Com o suspense gerado pela prisão do ex-deputado Eduardo Cunha (PMDB-RJ), a Câmara inicia hoje a votação do segundo turno da Emenda Constitucional que limita o teto de gastos à inflação do ano anterior. A ideia do presidente da Câmara, Rodrigo Maia (DEM-RJ) é votar, à tarde, os destaques que restam no projeto do pré-sal, e abrir a discussão do teto de gastos, para que a matéria seja votada em definitivo amanhã. Para fidelizar ainda mais a base aliada, Maia oferecerá um coquetel para quase 400 deputados na residência oficial da Câmara.
Repetirá o que o presidente Michel Temer fez no primeiro turno, quando ofereceu um jantar no Palácio da Alvorada na véspera da votação, garantiu quorum em plenário na segunda-feira e viu a matéria ser aprovada por 366 votos — 58 a mais do que o mínimo necessário para mudanças constitucionais.
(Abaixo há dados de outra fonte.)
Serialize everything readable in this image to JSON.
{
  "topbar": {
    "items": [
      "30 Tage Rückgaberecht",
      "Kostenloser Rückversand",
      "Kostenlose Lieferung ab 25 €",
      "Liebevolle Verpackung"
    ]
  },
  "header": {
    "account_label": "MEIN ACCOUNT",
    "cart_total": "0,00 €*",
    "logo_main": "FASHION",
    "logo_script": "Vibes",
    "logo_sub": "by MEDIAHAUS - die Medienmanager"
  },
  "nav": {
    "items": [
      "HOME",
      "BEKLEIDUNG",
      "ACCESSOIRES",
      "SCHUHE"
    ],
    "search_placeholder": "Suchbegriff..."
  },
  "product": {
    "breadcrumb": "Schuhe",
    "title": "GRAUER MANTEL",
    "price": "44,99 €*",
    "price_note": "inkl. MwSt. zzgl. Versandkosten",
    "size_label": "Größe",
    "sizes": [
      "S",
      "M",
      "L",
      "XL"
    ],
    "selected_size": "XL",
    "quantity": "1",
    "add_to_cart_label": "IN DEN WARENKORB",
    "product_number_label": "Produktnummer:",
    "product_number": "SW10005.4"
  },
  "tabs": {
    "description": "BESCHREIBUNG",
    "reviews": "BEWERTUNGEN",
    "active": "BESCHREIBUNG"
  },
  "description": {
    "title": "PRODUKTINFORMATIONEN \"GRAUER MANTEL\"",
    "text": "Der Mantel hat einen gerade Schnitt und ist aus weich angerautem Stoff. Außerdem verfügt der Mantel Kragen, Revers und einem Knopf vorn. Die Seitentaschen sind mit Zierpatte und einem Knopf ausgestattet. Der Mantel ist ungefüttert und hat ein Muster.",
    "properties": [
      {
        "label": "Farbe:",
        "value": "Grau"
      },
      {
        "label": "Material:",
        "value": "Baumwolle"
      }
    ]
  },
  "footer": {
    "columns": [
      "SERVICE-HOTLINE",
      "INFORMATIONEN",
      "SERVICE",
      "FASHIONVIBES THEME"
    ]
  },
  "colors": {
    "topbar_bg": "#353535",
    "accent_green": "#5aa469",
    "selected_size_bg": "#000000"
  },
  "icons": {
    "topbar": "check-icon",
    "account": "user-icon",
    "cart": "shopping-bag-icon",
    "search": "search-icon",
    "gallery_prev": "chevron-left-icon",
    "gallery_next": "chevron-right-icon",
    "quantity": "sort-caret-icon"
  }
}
O resultado Temer, que, tão logo voltou do Japão, reuniu seus ministros políticos — Geddel Vieira Lima (Secretaria de Governo) e Eliseu Padilha (Casa Civil) — ligou para alguns líderes aliados e pediu empenho na votação desta semana. Um gesto político explícito para tentar exorcizar o fantasma de Cunha dos corredores do Legislativo.
Saúde
Temer sabe que precisará de uma boa dose de fidelidade para aprovar as reformas que propôs para tirar o país do atoleiro econômico. “O teto de gastos é algo bem mais palatável. Apesar das dificuldades de explicar as questões da saúde e da educação, ver o governo impondo um limite para a própria gastança é razoável. O duro vai ser quando começar o debate de matérias que envolvam retirada de direitos”, afirmou o diretor de documentação do Departamento Intersindical de Assessoria Parlamentar (Diap), Antonio Augusto de Queiroz.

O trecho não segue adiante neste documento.